Amazon’s Wireless E-reader Creates a Stir
Amazon’s Jeff Bezos will be delighted with the press coverage that their e-reader Kindle received last week. At the BookExpo America a couple of weeks ago it was one of the main topics of conversation. It seems that everyone had something to say about it.
Unlike the Sony e-reader, Kindle uses the same technology that advanced cell phones use - you don’t have to find a hotspot. Amazon pays for Kindle’s wireless connectivity so you will never see a monthly wireless bill for shopping the Kindle Store. There is no wireless setup - you are ready to shop, purchase and read right out of the box.

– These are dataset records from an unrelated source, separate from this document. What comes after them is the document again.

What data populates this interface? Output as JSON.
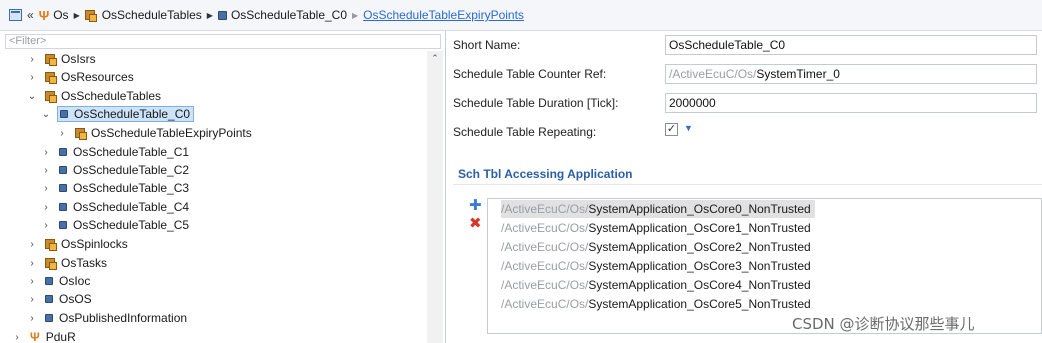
{
  "breadcrumb": {
    "items": [
      {
        "label": "Os",
        "icon": "module-fork-icon"
      },
      {
        "label": "OsScheduleTables",
        "icon": "package-icon"
      },
      {
        "label": "OsScheduleTable_C0",
        "icon": "container-icon"
      },
      {
        "label": "OsScheduleTableExpiryPoints",
        "icon": "none",
        "link": true
      }
    ]
  },
  "tree": {
    "filter_placeholder": "<Filter>",
    "nodes": [
      {
        "label": "OsIsrs",
        "icon": "package-icon",
        "expanded": false
      },
      {
        "label": "OsResources",
        "icon": "package-icon",
        "expanded": false
      },
      {
        "label": "OsScheduleTables",
        "icon": "package-icon",
        "expanded": true
      },
      {
        "label": "OsScheduleTable_C0",
        "icon": "container-icon",
        "expanded": true,
        "selected": true
      },
      {
        "label": "OsScheduleTableExpiryPoints",
        "icon": "package-icon",
        "expanded": false
      },
      {
        "label": "OsScheduleTable_C1",
        "icon": "container-icon",
        "expanded": false
      },
      {
        "label": "OsScheduleTable_C2",
        "icon": "container-icon",
        "expanded": false
      },
      {
        "label": "OsScheduleTable_C3",
        "icon": "container-icon",
        "expanded": false
      },
      {
        "label": "OsScheduleTable_C4",
        "icon": "container-icon",
        "expanded": false
      },
      {
        "label": "OsScheduleTable_C5",
        "icon": "container-icon",
        "expanded": false
      },
      {
        "label": "OsSpinlocks",
        "icon": "package-icon",
        "expanded": false
      },
      {
        "label": "OsTasks",
        "icon": "package-icon",
        "expanded": false
      },
      {
        "label": "OsIoc",
        "icon": "container-icon",
        "expanded": false
      },
      {
        "label": "OsOS",
        "icon": "container-icon",
        "expanded": false
      },
      {
        "label": "OsPublishedInformation",
        "icon": "container-icon",
        "expanded": false
      },
      {
        "label": "PduR",
        "icon": "module-fork-icon",
        "expanded": false
      }
    ]
  },
  "properties": {
    "short_name_label": "Short Name:",
    "short_name_value": "OsScheduleTable_C0",
    "counter_ref_label": "Schedule Table Counter Ref:",
    "counter_ref_prefix": "/ActiveEcuC/Os/",
    "counter_ref_value": "SystemTimer_0",
    "duration_label": "Schedule Table Duration [Tick]:",
    "duration_value": "2000000",
    "repeating_label": "Schedule Table Repeating:",
    "repeating_checked": true,
    "repeating_check_glyph": "✓"
  },
  "accessing": {
    "title": "Sch Tbl Accessing Application",
    "items": [
      {
        "prefix": "/ActiveEcuC/Os/",
        "name": "SystemApplication_OsCore0_NonTrusted",
        "selected": true
      },
      {
        "prefix": "/ActiveEcuC/Os/",
        "name": "SystemApplication_OsCore1_NonTrusted"
      },
      {
        "prefix": "/ActiveEcuC/Os/",
        "name": "SystemApplication_OsCore2_NonTrusted"
      },
      {
        "prefix": "/ActiveEcuC/Os/",
        "name": "SystemApplication_OsCore3_NonTrusted"
      },
      {
        "prefix": "/ActiveEcuC/Os/",
        "name": "SystemApplication_OsCore4_NonTrusted"
      },
      {
        "prefix": "/ActiveEcuC/Os/",
        "name": "SystemApplication_OsCore5_NonTrusted"
      }
    ]
  },
  "watermark": "CSDN @诊断协议那些事儿",
  "colors": {
    "link": "#2a6ad1",
    "section_title": "#2a5ea8",
    "selection": "#cde3f8",
    "delete": "#d9362b",
    "add": "#3b7bd6"
  }
}
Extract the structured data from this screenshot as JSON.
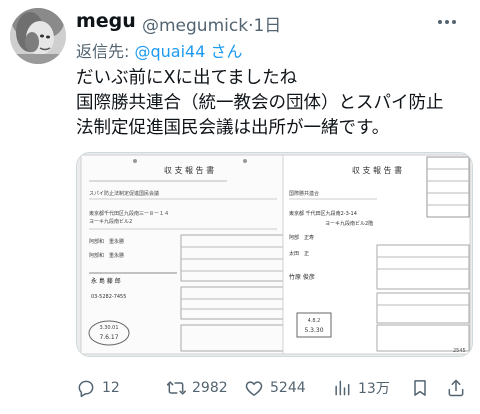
{
  "post": {
    "author_name": "megu",
    "author_handle": "@megumick",
    "separator": "·",
    "time": "1日",
    "reply_prefix": "返信先:",
    "reply_to": "@quai44 さん",
    "text_lines": [
      "だいぶ前にXに出てましたね",
      "国際勝共連合（統一教会の団体）とスパイ防止",
      "法制定促進国民会議は出所が一緒です。"
    ]
  },
  "media": {
    "left_doc": {
      "title": "収 支 報 告 書",
      "org": "スパイ防止法制定促進国民会議",
      "address_1": "東京都千代田区九段南三ー８ー１４",
      "address_2": "ヨーキ九段南ビル2",
      "rep": "阿部和　重永勝",
      "accountant": "阿部和　重永勝",
      "signer": "永 島 藤 郎",
      "phone": "03-5282-7455",
      "stamp_top": "3.30.01",
      "stamp_date": "7.6.17"
    },
    "right_doc": {
      "title": "収 支 報 告 書",
      "org": "国際勝共連合",
      "address": "東京都 千代田区九段南2-3-14",
      "address_2": "ヨーキ九段南ビル2階",
      "rep": "阿部　正寿",
      "accountant": "太田　正",
      "handwritten_name": "竹原 俊彦",
      "stamp_top": "4.8.2",
      "stamp_date": "5.3.30",
      "page_number": "2545"
    }
  },
  "actions": {
    "replies": "12",
    "reposts": "2982",
    "likes": "5244",
    "views": "13万"
  }
}
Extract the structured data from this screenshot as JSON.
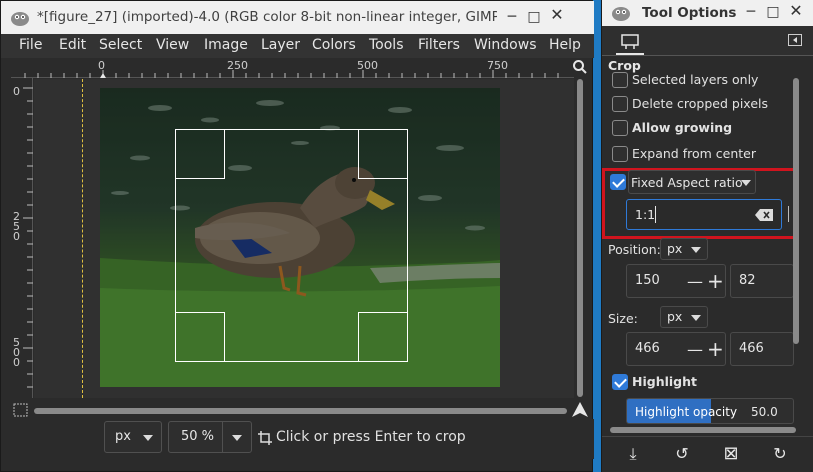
{
  "main_window": {
    "title": "*[figure_27] (imported)-4.0 (RGB color 8-bit non-linear integer, GIMP",
    "menu": [
      "File",
      "Edit",
      "Select",
      "View",
      "Image",
      "Layer",
      "Colors",
      "Tools",
      "Filters",
      "Windows",
      "Help"
    ],
    "ruler_top_labels": [
      "0",
      "250",
      "500",
      "750"
    ],
    "ruler_left_labels": [
      "0",
      "2\n5\n0",
      "5\n0\n0"
    ],
    "status": {
      "unit": "px",
      "zoom": "50 %",
      "message": "Click or press Enter to crop"
    }
  },
  "tool_options": {
    "title": "Tool Options",
    "section": "Crop",
    "options": {
      "selected_layers_only": {
        "label": "Selected layers only",
        "checked": false
      },
      "delete_cropped": {
        "label": "Delete cropped pixels",
        "checked": false
      },
      "allow_growing": {
        "label": "Allow growing",
        "checked": false
      },
      "expand_from_center": {
        "label": "Expand from center",
        "checked": false
      },
      "fixed": {
        "label": "Fixed Aspect ratio",
        "checked": true
      },
      "ratio_value": "1:1"
    },
    "position": {
      "label": "Position:",
      "unit": "px",
      "x": "150",
      "y": "82"
    },
    "size": {
      "label": "Size:",
      "unit": "px",
      "w": "466",
      "h": "466"
    },
    "highlight": {
      "label": "Highlight",
      "checked": true
    },
    "highlight_opacity": {
      "label": "Highlight opacity",
      "value": "50.0"
    }
  },
  "colors": {
    "accent": "#2f7ad8",
    "highlight_box": "#d0141e",
    "desktop": "#1f7bc4"
  }
}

No computers, cables or syncing are required and top US and international newspapers can be downloaded immediately. The paper-like screen uses electronic ink technology which gives the appearance and readability of printed paper. Weighing only 10.3 oz Kindle is lighter than typical paperbacks. Lugging pounds of reading material while traveling will be a thing of the past. It holds over 200 books, newspapers or blogs - you just add a memory card to hold 100s more. War and Peace can be read on a single charge as the battery lasts for days. Free wireless access to Wikipedia is also included and a built in dictionary.
Not suprisingly Jeff Bezos, the founder and chief executive of Amazon says that the Kindle is selling really well - they recently dropped the price by $50 to $359.
But some booksellers are concerned - according to the New York Times nearly all publishers who attended BookExpo America say their sales of electronic books are growing exponentially. Carolyn K. Reidy, the chief executive of Simon & Schuster, said its sales of electronic books will more than double this year compared to last year, after growing 40 percent in 2007 from 2006. David Shanks, the chief executive of Penguin Group USA, said his company sold more electronic books in the first four months of 2008 than in all of last year.